Juan David Pedraza, estudante da Universidade dos Andes, de 23 anos, assistiu à conversa dos dois autores. Adorou a história de São Lourenço. Começou por fazer um curso de literatura brasileira e depois considerou necessário fazer um curso de literatura portuguesa. Por isso conhece os clássicos, Camões, Fernão Mendes Pinto. No curso que frequenta, dado por Jerónimo Pizarro, o comissário da presença na FILBO, foram lidos os autores convidados para a feira. Não conhecia nada de Ricardo Araújo Pereira, nem as rábulas do Gato Fedorento no YouTube, mas leu as crónicas. “Pareceu-me que o Ricardo mostrou na conferência um conhecimento muito bom e profundo sobre o que é o humor, e gostei da ideia de o humor ser uma pequena vitória sobre a morte”, diz.

Durante a feira, Ricardo Araújo Pereira apresentou uma antologia de contos de Mário de Carvalho que acaba de sair na Colômbia. É um dos autores portugueses que mais admira e, nas crónicas que tem escrito para a imprensa, e que estão reunidas em livros, passa vasta cultura literária. Não tem um cânone, tem vários. Onde entram “a Bíblia e Shakespeare porque o que nós somos tem a ver com aquilo. Parece-me claro que o facto de no Génesis existirem três momentos de riso e nos três Deus torcer o nariz por as pessoas se estarem a rir, isso é significativo para a nossa civilização. Por exemplo, quando o Hamlet vai ao cemitério e pega na caveira do bobo da corte e diz: ‘Por que é que não dizes agora uma das tuas piadas?’ e ‘Vai ter com a minha dama, e diz-lhe que por mais maquilhagem que ela ponha na cara é a este estado que vai chegar. Fá-la rir disso’ — acho que isso é a minha profissão. Em três frases, a minha profissão é fazer as pessoas rirem-se do facto de, por mais maquilhagem que ponham na cara, é àquele estado que vão acabar por chegar” — assim falou Ricardo ao PÚBLICO, mais tarde, numa pausa na leitura de um livro de Stephen Leacock que avalia para saber se o publica na colecção de Literatura de Humor que coordena na Tinta da China.
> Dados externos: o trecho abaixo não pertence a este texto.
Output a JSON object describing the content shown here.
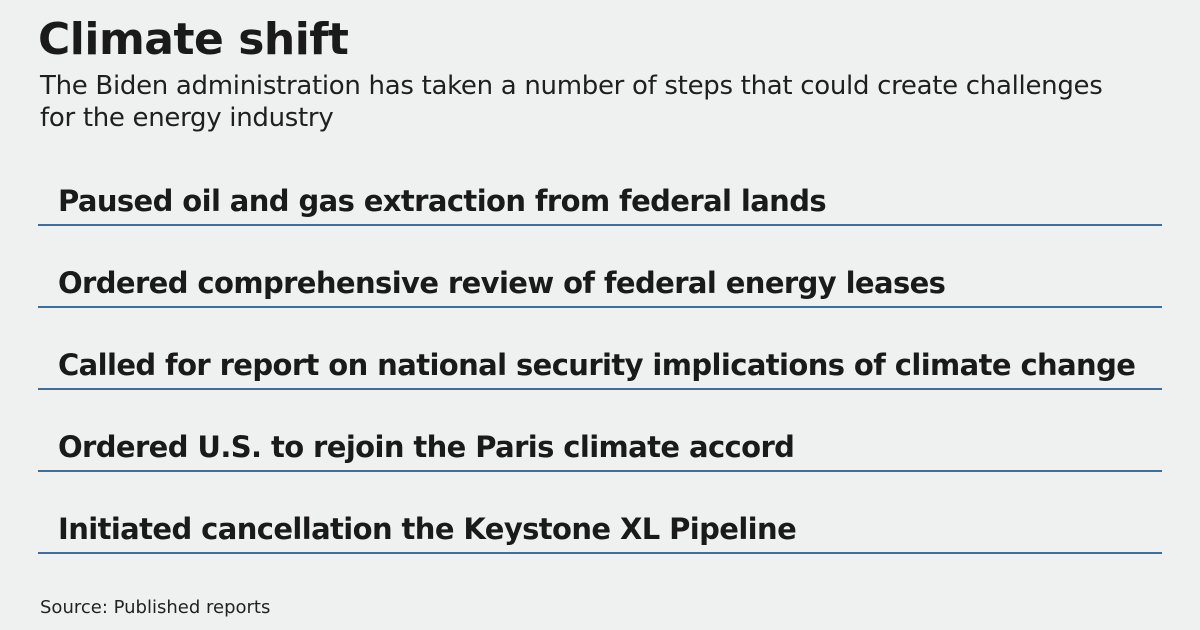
{
  "graphic": {
    "title": "Climate shift",
    "subtitle": "The Biden administration has taken a number of steps that could create challenges for the energy industry",
    "items": [
      {
        "label": "Paused oil and gas extraction from federal lands"
      },
      {
        "label": "Ordered comprehensive review of federal energy leases"
      },
      {
        "label": "Called for report on national security implications of climate change"
      },
      {
        "label": "Ordered U.S. to rejoin the Paris climate accord"
      },
      {
        "label": "Initiated cancellation the Keystone XL Pipeline"
      }
    ],
    "source": "Source: Published reports"
  },
  "colors": {
    "background": "#eff1f0",
    "text": "#1a1a1a",
    "rule": "#3f6f99"
  }
}
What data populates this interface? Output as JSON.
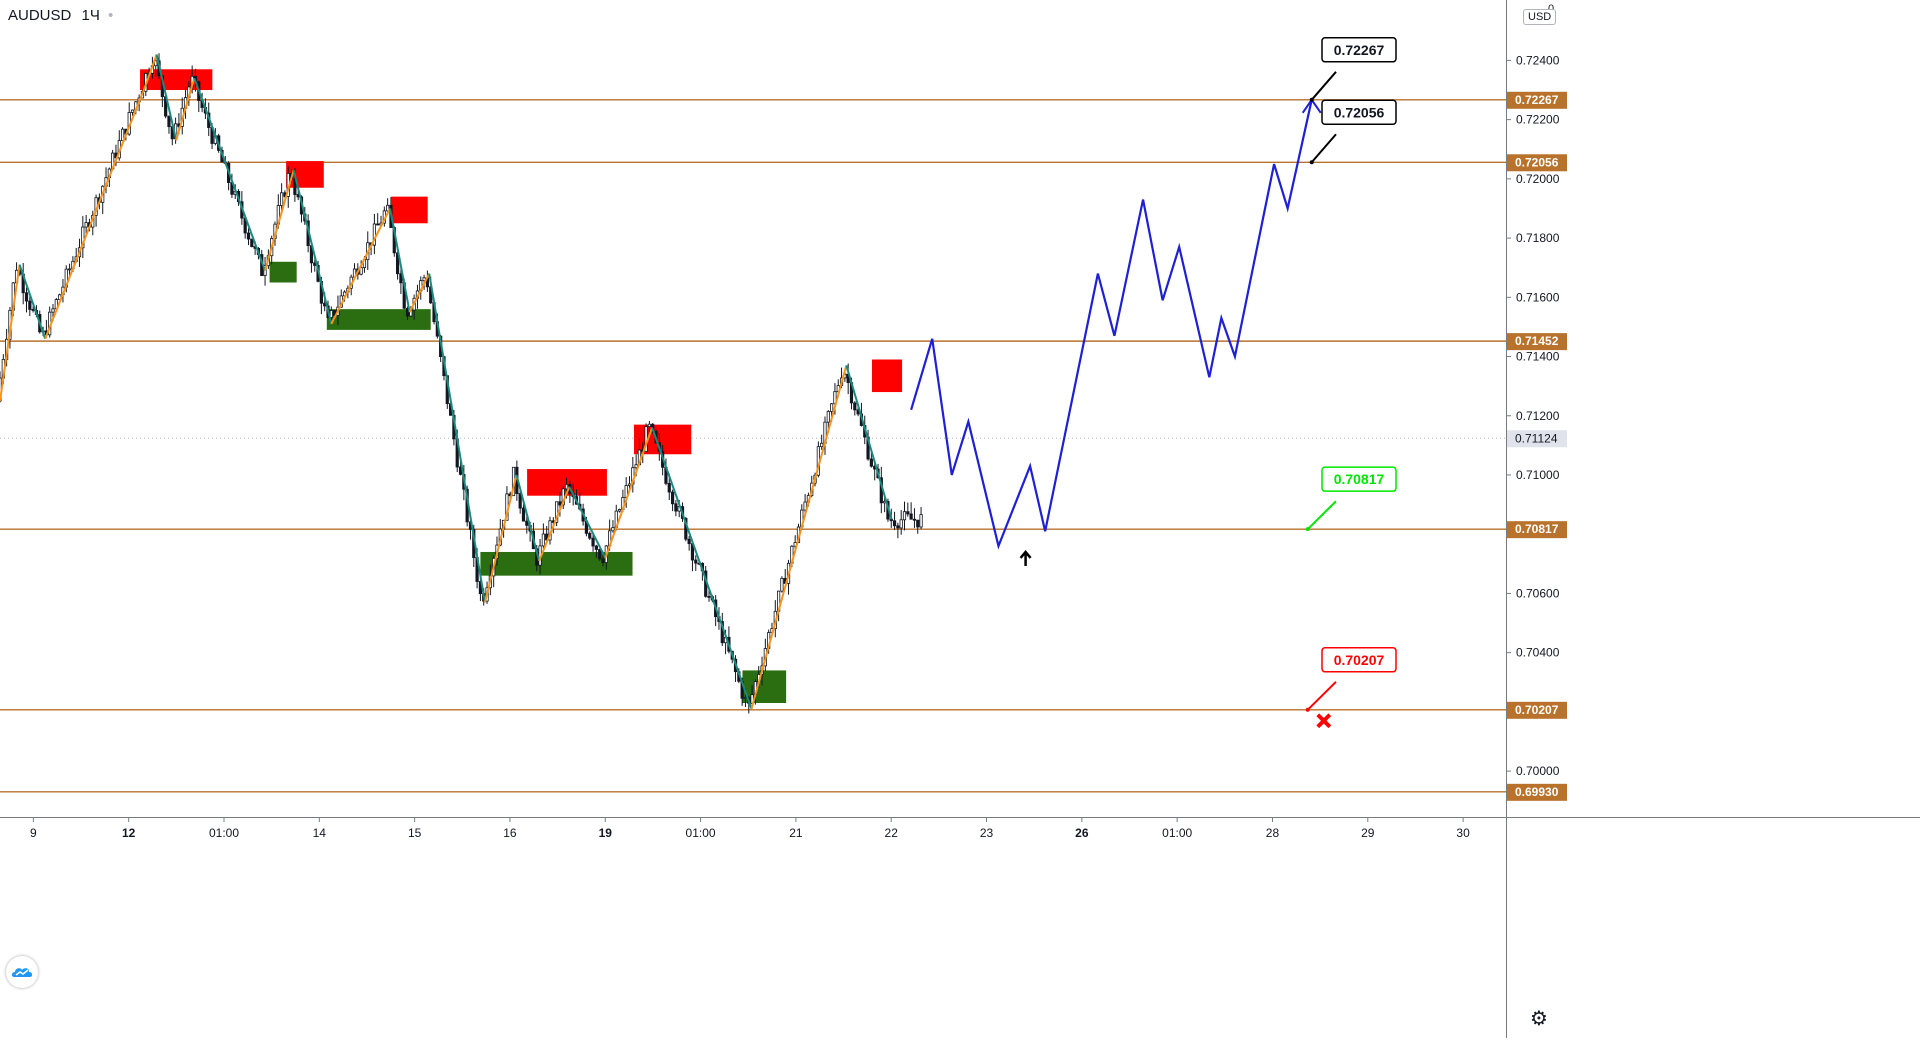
{
  "header": {
    "symbol": "AUDUSD",
    "timeframe": "1Ч",
    "currency": "USD",
    "top_axis_value": "0"
  },
  "colors": {
    "level_line": "#b8722c",
    "level_label_bg": "#b8722c",
    "candle": "#131722",
    "zigzag_up": "#f7931a",
    "zigzag_down": "#1b8a7e",
    "resistance_box": "#ff0000",
    "support_box": "#2b6e12",
    "projection": "#1f1fd6",
    "current_line": "#b2b5be",
    "callout_black": "#000000",
    "callout_green": "#00e600",
    "callout_red": "#ff0000"
  },
  "chart_data": {
    "type": "line",
    "title": "",
    "xlabel": "",
    "ylabel": "",
    "ylim": [
      0.69845,
      0.72604
    ],
    "y_ticks": [
      "0.72400",
      "0.72200",
      "0.72000",
      "0.71800",
      "0.71600",
      "0.71400",
      "0.71200",
      "0.71000",
      "0.70800",
      "0.70600",
      "0.70400",
      "0.70200",
      "0.70000"
    ],
    "x_ticks": [
      "9",
      "12",
      "01:00",
      "14",
      "15",
      "16",
      "19",
      "01:00",
      "21",
      "22",
      "23",
      "26",
      "01:00",
      "28",
      "29",
      "30"
    ],
    "x_tick_bold": [
      "12",
      "19",
      "26"
    ],
    "levels": [
      {
        "label": "0.72267",
        "value": 0.72267
      },
      {
        "label": "0.72056",
        "value": 0.72056
      },
      {
        "label": "0.71452",
        "value": 0.71452
      },
      {
        "label": "0.70817",
        "value": 0.70817
      },
      {
        "label": "0.70207",
        "value": 0.70207
      },
      {
        "label": "0.69930",
        "value": 0.6993
      }
    ],
    "current_price": {
      "label": "0.71124",
      "value": 0.71124
    },
    "series": [
      {
        "values": [
          0.7125,
          0.7138,
          0.7168,
          0.7148,
          0.7228,
          0.7242,
          0.7213,
          0.7233,
          0.7168,
          0.7195,
          0.7165,
          0.7188,
          0.7153,
          0.7165,
          0.715,
          0.7168,
          0.708,
          0.7065,
          0.7098,
          0.7075,
          0.7095,
          0.7072,
          0.711,
          0.7085,
          0.705,
          0.7022,
          0.707,
          0.7045,
          0.708,
          0.7125,
          0.7102,
          0.7117,
          0.7108
        ]
      }
    ],
    "zigzag": [
      {
        "x": 0.0,
        "y": 0.7125
      },
      {
        "x": 0.013,
        "y": 0.7171
      },
      {
        "x": 0.03,
        "y": 0.7146
      },
      {
        "x": 0.097,
        "y": 0.7232
      },
      {
        "x": 0.104,
        "y": 0.7242
      },
      {
        "x": 0.117,
        "y": 0.7213
      },
      {
        "x": 0.129,
        "y": 0.7234
      },
      {
        "x": 0.176,
        "y": 0.7169
      },
      {
        "x": 0.195,
        "y": 0.7203
      },
      {
        "x": 0.22,
        "y": 0.7151
      },
      {
        "x": 0.259,
        "y": 0.719
      },
      {
        "x": 0.272,
        "y": 0.7155
      },
      {
        "x": 0.285,
        "y": 0.7168
      },
      {
        "x": 0.322,
        "y": 0.7057
      },
      {
        "x": 0.343,
        "y": 0.71
      },
      {
        "x": 0.358,
        "y": 0.7071
      },
      {
        "x": 0.378,
        "y": 0.7096
      },
      {
        "x": 0.402,
        "y": 0.7072
      },
      {
        "x": 0.433,
        "y": 0.7116
      },
      {
        "x": 0.499,
        "y": 0.7021
      },
      {
        "x": 0.562,
        "y": 0.7137
      },
      {
        "x": 0.592,
        "y": 0.7085
      }
    ],
    "projection": [
      {
        "x": 0.605,
        "y": 0.7122
      },
      {
        "x": 0.619,
        "y": 0.7146
      },
      {
        "x": 0.632,
        "y": 0.71
      },
      {
        "x": 0.643,
        "y": 0.7118
      },
      {
        "x": 0.663,
        "y": 0.7076
      },
      {
        "x": 0.684,
        "y": 0.7103
      },
      {
        "x": 0.694,
        "y": 0.7081
      },
      {
        "x": 0.729,
        "y": 0.7168
      },
      {
        "x": 0.74,
        "y": 0.7147
      },
      {
        "x": 0.759,
        "y": 0.7193
      },
      {
        "x": 0.772,
        "y": 0.7159
      },
      {
        "x": 0.783,
        "y": 0.7177
      },
      {
        "x": 0.803,
        "y": 0.7133
      },
      {
        "x": 0.811,
        "y": 0.7153
      },
      {
        "x": 0.82,
        "y": 0.714
      },
      {
        "x": 0.846,
        "y": 0.7205
      },
      {
        "x": 0.855,
        "y": 0.719
      },
      {
        "x": 0.871,
        "y": 0.72267
      }
    ],
    "resistance_zones": [
      {
        "x0": 0.093,
        "x1": 0.141,
        "y0": 0.723,
        "y1": 0.7237
      },
      {
        "x0": 0.19,
        "x1": 0.215,
        "y0": 0.7197,
        "y1": 0.7206
      },
      {
        "x0": 0.26,
        "x1": 0.284,
        "y0": 0.7185,
        "y1": 0.7194
      },
      {
        "x0": 0.35,
        "x1": 0.403,
        "y0": 0.7093,
        "y1": 0.7102
      },
      {
        "x0": 0.421,
        "x1": 0.459,
        "y0": 0.7107,
        "y1": 0.7117
      },
      {
        "x0": 0.579,
        "x1": 0.599,
        "y0": 0.7128,
        "y1": 0.7139
      }
    ],
    "support_zones": [
      {
        "x0": 0.179,
        "x1": 0.197,
        "y0": 0.7165,
        "y1": 0.7172
      },
      {
        "x0": 0.217,
        "x1": 0.286,
        "y0": 0.7149,
        "y1": 0.7156
      },
      {
        "x0": 0.319,
        "x1": 0.42,
        "y0": 0.7066,
        "y1": 0.7074
      },
      {
        "x0": 0.493,
        "x1": 0.522,
        "y0": 0.7023,
        "y1": 0.7034
      }
    ],
    "callouts": [
      {
        "label": "0.72267",
        "value": 0.72267,
        "style": "black"
      },
      {
        "label": "0.72056",
        "value": 0.72056,
        "style": "black"
      },
      {
        "label": "0.70817",
        "value": 0.70817,
        "style": "green"
      },
      {
        "label": "0.70207",
        "value": 0.70207,
        "style": "red"
      }
    ],
    "markers": [
      {
        "kind": "arrow-up",
        "x": 0.681,
        "y": 0.7074
      },
      {
        "kind": "stop-cross",
        "x": 0.879,
        "y": 0.7017
      }
    ]
  }
}
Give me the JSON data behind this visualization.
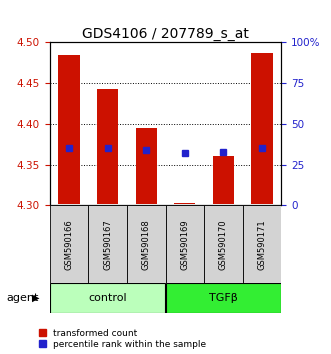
{
  "title": "GDS4106 / 207789_s_at",
  "samples": [
    "GSM590166",
    "GSM590167",
    "GSM590168",
    "GSM590169",
    "GSM590170",
    "GSM590171"
  ],
  "bar_bottom": [
    4.302,
    4.302,
    4.302,
    4.302,
    4.302,
    4.302
  ],
  "bar_top": [
    4.485,
    4.443,
    4.395,
    4.303,
    4.36,
    4.487
  ],
  "blue_y": [
    4.37,
    4.37,
    4.368,
    4.364,
    4.365,
    4.37
  ],
  "bar_color": "#cc1100",
  "blue_color": "#2222cc",
  "ylim_left": [
    4.3,
    4.5
  ],
  "ylim_right": [
    0,
    100
  ],
  "yticks_left": [
    4.3,
    4.35,
    4.4,
    4.45,
    4.5
  ],
  "yticks_right": [
    0,
    25,
    50,
    75,
    100
  ],
  "ytick_labels_right": [
    "0",
    "25",
    "50",
    "75",
    "100%"
  ],
  "control_samples": [
    0,
    1,
    2
  ],
  "tgfb_samples": [
    3,
    4,
    5
  ],
  "control_color": "#bbffbb",
  "tgfb_color": "#33ee33",
  "group_label_control": "control",
  "group_label_tgfb": "TGFβ",
  "agent_label": "agent",
  "legend_red": "transformed count",
  "legend_blue": "percentile rank within the sample",
  "bar_width": 0.55,
  "title_fontsize": 10,
  "tick_fontsize": 7.5,
  "label_fontsize": 7.5
}
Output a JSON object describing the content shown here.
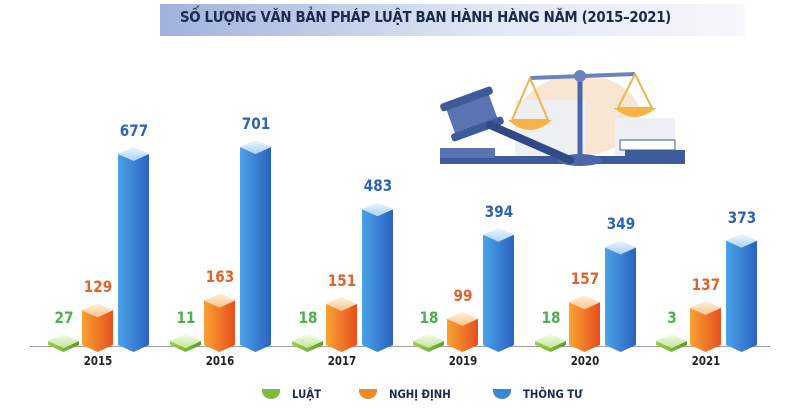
{
  "title": "SỐ LƯỢNG VĂN BẢN PHÁP LUẬT BAN HÀNH HÀNG NĂM (2015–2021)",
  "legend": [
    {
      "label": "LUẬT",
      "color": "#7dbb3a"
    },
    {
      "label": "NGHỊ ĐỊNH",
      "color": "#f08a2a"
    },
    {
      "label": "THÔNG TƯ",
      "color": "#3d87d8"
    }
  ],
  "illustration": "scales-of-justice-and-gavel-icon",
  "chart_data": {
    "type": "bar",
    "title": "SỐ LƯỢNG VĂN BẢN PHÁP LUẬT BAN HÀNH HÀNG NĂM (2015–2021)",
    "categories": [
      "2015",
      "2016",
      "2017",
      "2019",
      "2020",
      "2021"
    ],
    "series": [
      {
        "name": "LUẬT",
        "values": [
          27,
          11,
          18,
          18,
          18,
          3
        ]
      },
      {
        "name": "NGHỊ ĐỊNH",
        "values": [
          129,
          163,
          151,
          99,
          157,
          137
        ]
      },
      {
        "name": "THÔNG TƯ",
        "values": [
          677,
          701,
          483,
          394,
          349,
          373
        ]
      }
    ],
    "xlabel": "",
    "ylabel": "",
    "grid": false,
    "legend_position": "bottom",
    "data_labels": true
  }
}
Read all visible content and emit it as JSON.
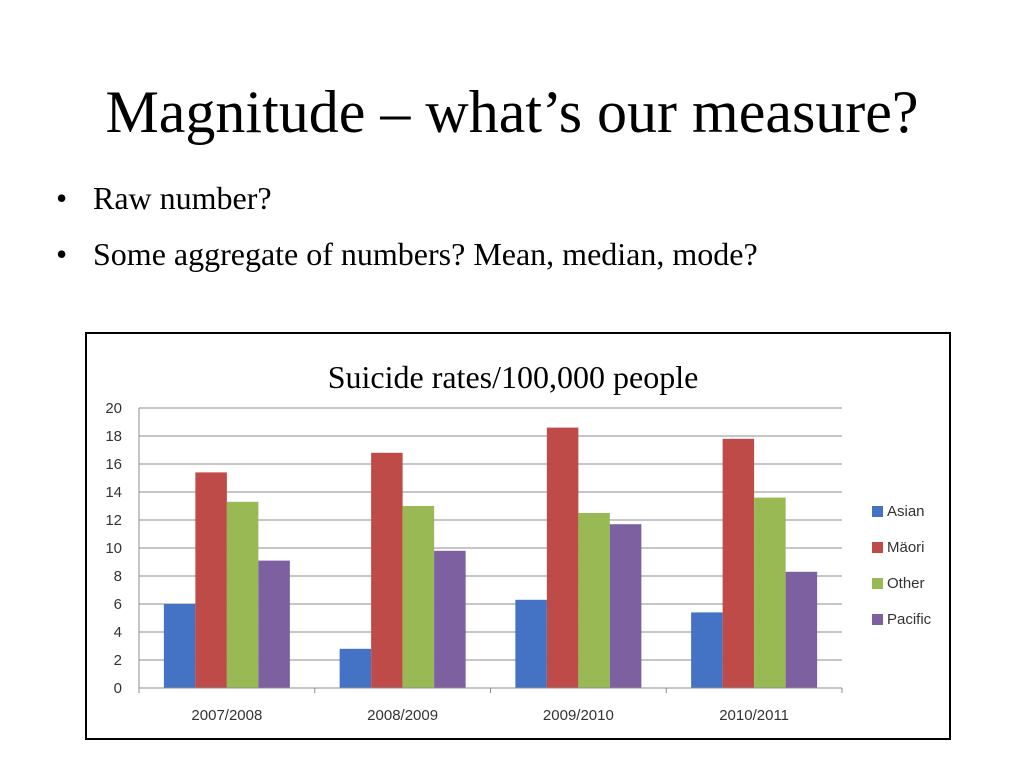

“Outro cânone é uma família de autores de que gosto porque a prosa deles é uma prosa risonha, que faz aquilo que o Hamlet diz à caveira para fazer. E é o caso do Cervantes, do Diderot, do Camilo, do Mário de Carvalho, do Dickens e do Laurence Stern.” Ricardo tem orgulho na colecção de Literatura de Humor, apesar de a considerar um divertimento. O ano passado, aquele que foi considerado o melhor livro editado em Portugal pelos críticos do Ípsilon, O Bom Soldado Svejk, de Jaroslav Hasek, saiu na sua colecção. A obra foi publicada pela primeira vez integralmente em português.

“O facto de ser eu a ter a ideia de fazê-lo deve envergonhar toda a sociedade portuguesa. Por exemplo, o livro do Dickens que inaugurou a colecção, Os Cadernos de Pickwick, nunca mais tinha saído completo desde que a primeira edição saiu em Portugal e que foi traduzida pelo Henrique Lopes de Mendonça, autor da letra do hino nacional em 1890.”

Este é um do tipo de livros que Ricardo Araújo Pereira gosta porque faz parte do grupo dos que são divertidos logo a partir do título. “O título completo é Os cadernos póstumos do Clube Pickwick e a primeira frase é: ‘O imortal Pickwick’; ou por exemplo Três Homens num Bote, de J. K. Jerome, em que a primeira frase é: ‘Éramos quatro’. Eu gosto de um livro que começa a fazer pouco de mim a partir da primeira linha”, diz.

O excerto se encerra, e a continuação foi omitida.